Reading & Composition

Reading & Composition

What is and what could (otherwise just as well) be: Literature’s competing registers of the actual and the possible
Course Number: 
R1A.004
Course Type or Level: 
Instructor: 
Cory Merrill, Louisa Kirk
Days: 
Tu/Th
Time: 
12:30-2
Semester: 
Location: 
242 Dwinelle

Our course takes up its task of developing critical reading and writing skills through an exploration of literature in terms of two interrelated categories: the actual and the possible. That means we will investigate what set of facts is available and operative in the world of a story or a work of literature—e.g., who the characters are, what happens, where, when, and why things take place—and thus ask how it is we come to know (or think we know) these things through language.
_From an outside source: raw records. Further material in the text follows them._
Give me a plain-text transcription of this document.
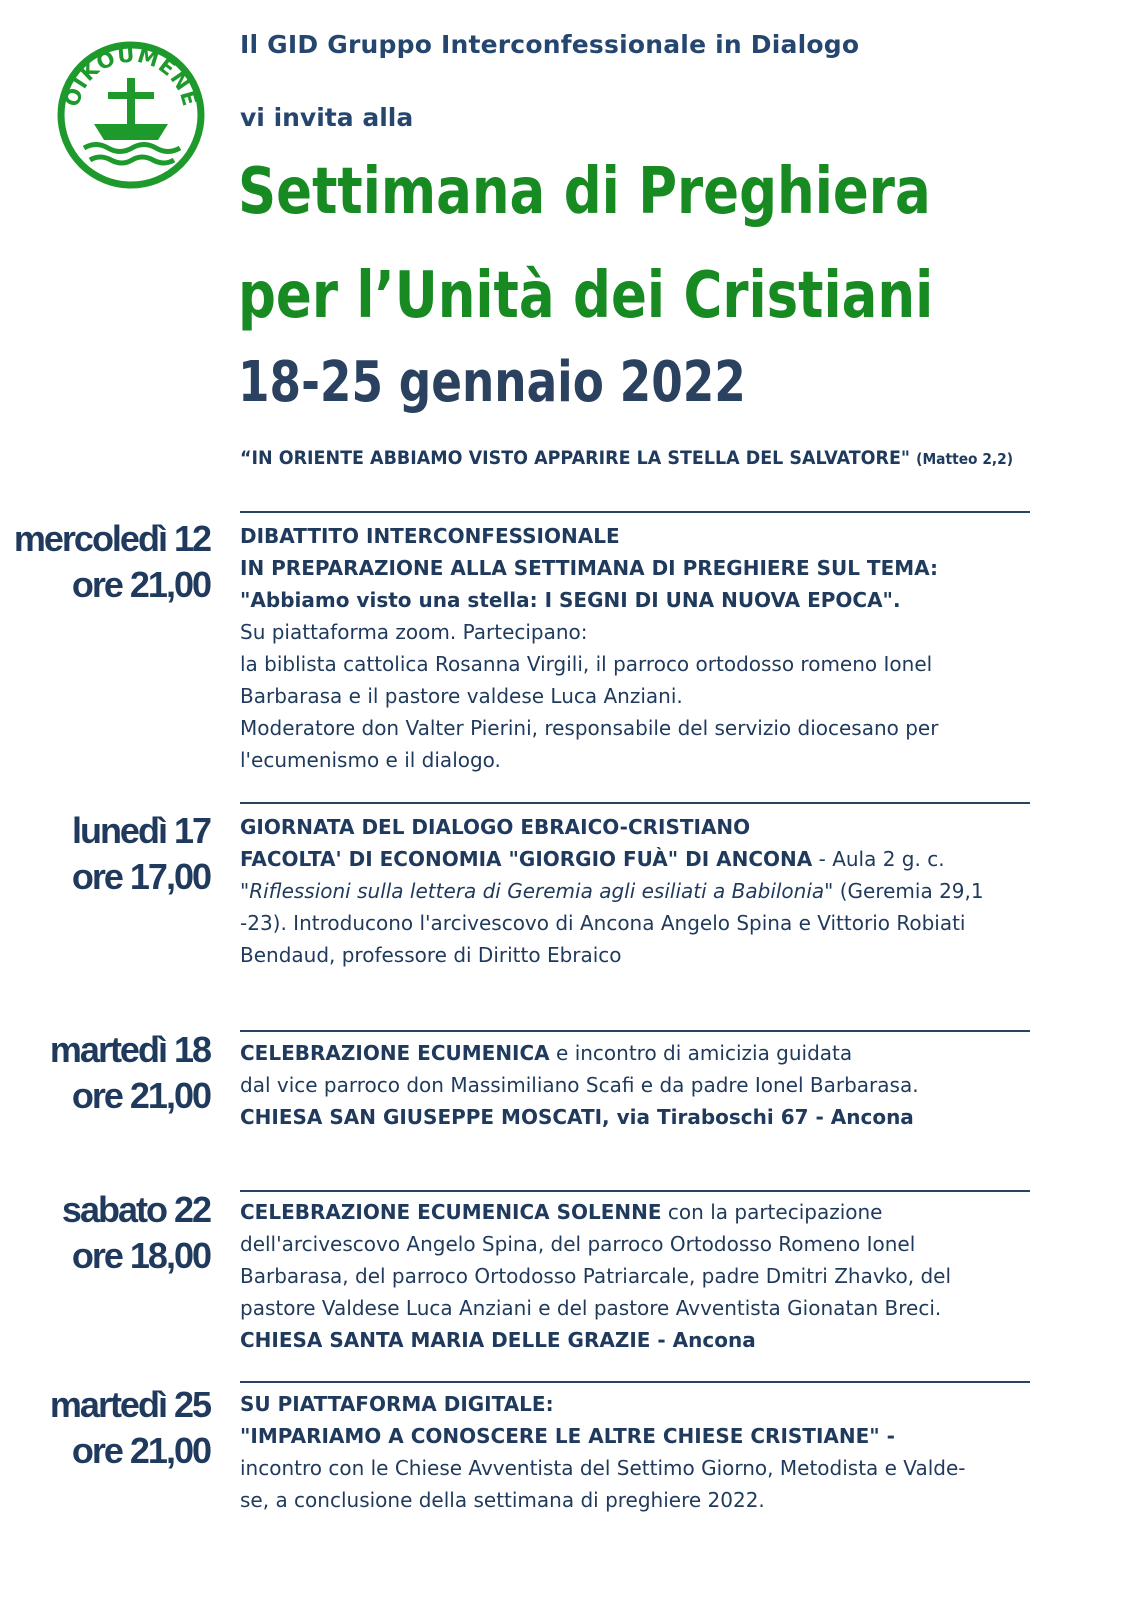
OIKOUMENE
Il GID Gruppo Interconfessionale in Dialogo
vi invita alla
Settimana di Preghiera
per l’Unità dei Cristiani
18-25 gennaio 2022
“IN ORIENTE ABBIAMO VISTO APPARIRE LA STELLA DEL SALVATORE" (Matteo 2,2)
mercoledì 12
ore 21,00
DIBATTITO INTERCONFESSIONALE
IN PREPARAZIONE ALLA SETTIMANA DI PREGHIERE SUL TEMA:
"Abbiamo visto una stella: I SEGNI DI UNA NUOVA EPOCA".
Su piattaforma zoom. Partecipano:
la biblista cattolica Rosanna Virgili, il parroco ortodosso romeno Ionel
Barbarasa e il pastore valdese Luca Anziani.
Moderatore don Valter Pierini, responsabile del servizio diocesano per
l'ecumenismo e il dialogo.
lunedì 17
ore 17,00
GIORNATA DEL DIALOGO EBRAICO-CRISTIANO
FACOLTA' DI ECONOMIA "GIORGIO FUÀ" DI ANCONA - Aula 2 g. c.
"Riflessioni sulla lettera di Geremia agli esiliati a Babilonia" (Geremia 29,1
-23). Introducono l'arcivescovo di Ancona Angelo Spina e Vittorio Robiati
Bendaud, professore di Diritto Ebraico
martedì 18
ore 21,00
CELEBRAZIONE ECUMENICA e incontro di amicizia guidata
dal vice parroco don Massimiliano Scafi e da padre Ionel Barbarasa.
CHIESA SAN GIUSEPPE MOSCATI, via Tiraboschi 67 - Ancona
sabato 22
ore 18,00
CELEBRAZIONE ECUMENICA SOLENNE con la partecipazione
dell'arcivescovo Angelo Spina, del parroco Ortodosso Romeno Ionel
Barbarasa, del parroco Ortodosso Patriarcale, padre Dmitri Zhavko, del
pastore Valdese Luca Anziani e del pastore Avventista Gionatan Breci.
CHIESA SANTA MARIA DELLE GRAZIE - Ancona
martedì 25
ore 21,00
SU PIATTAFORMA DIGITALE:
"IMPARIAMO A CONOSCERE LE ALTRE CHIESE CRISTIANE" -
incontro con le Chiese Avventista del Settimo Giorno, Metodista e Valde-
se, a conclusione della settimana di preghiere 2022.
At the same time, we will attempt to account for our experience in terms of what linguistic, narrative, and/or rhetorical strategies get used by literature to instill a sense of what is possible in a particular work—e.g., what the rules of its world are, what narratological and thematic possibilities are activated, operative, and unique to it—and how that sense of possibility shapes our experience of the work as whole. Structuring our thinking about literature in terms of its exercises of the actual and the possible is a means of getting into view how different literary works engender expectations in readers, what role expectations play in our experience of literature, and, finally, what claims a work of literature may be making about the roles of reason and the imagination in literary expression.

In our course, we will frame our conversation about the actual and the possible largely around the topic of literature’s creation and manipulation of expectations. These could be expectations with regards to plot, character, event, world-picture, physical laws, or any other arena where expectations are at play in literature. A central goal of our investigations will be to test the categories of the actual and the possible as the two major dimensions whose interaction engenders expectations in readers. Possible questions or topics for discussion may include how our sense of ‘what is’ acts as a limiting force on our sense of ‘what is possible’ for a work of literature or, conversely, how our sense of what could be regulates our view of what is. Careful attention will be paid to tracking moments when reader’s expectations are broken, subverted, or defied (which sometimes turns out to be the moment we realize we had expectations in the first place!).

Furthermore, we will endeavor to characterize moments when a literary work breaks from our expectations in terms of the disjuncture between what is and what is possible: when a work of literature subverts expectations, we are reminded of the non-identity between the actual and the possible. In literature, sometimes what is possible operates independently from what is, and sometimes what turns out to be the case in a literary work defies all expectations of what could possibly be.

As an R&C course, sustained critical engagement with the process of writing will guide our intellectual exploration of the actual and the possible in literature. As a class, we will work together to form an understanding of the partnership between careful reading and analytical writing as well as the relationship of re-writing to writing. With these goals in mind, the first several weeks of class will be dedicated to an intensive introduction to the practice of close reading and arguments structured around close reading before an in-depth analysis of the literary works on the syllabus is pursued.

Throughout the semester members of our course will illustrate the development of their thinking on course topics through regular expository writing assignments, re-writes, free-writing exercises, online blog discussion posts, creative in-class exercises, and consistent in-class participation. Working closely with Rosenwasser’s Writing Analytically, students will participate in weekly writing workshops, in which skill sets related to the practice of analytical reading and writing will be detailed and developed. Attention will also be paid to differences in critical approaches to works of literature from different genres.

Required texts:

Virginia Woolf, To the Lighthouse

Marilynne Robinson, Housekeeping

Required film screening: Pennies from Heaven)

Additional required readings will be available in a course reader and include short fiction by E.T.A. Hoffmann, Franz Kafka, and Eudora Welty, excerpts from Robert Musil’s novel The Man without Qualities, excerpts from Miguel Cervantes’s work Don Quixote, and a selection of sermons by Meister Eckhart (i.e., Eckhart von Hochheim).

Chapters and excerpts from David Rosenwasser and Jill Stephen’s Writing Analytically will also be provided.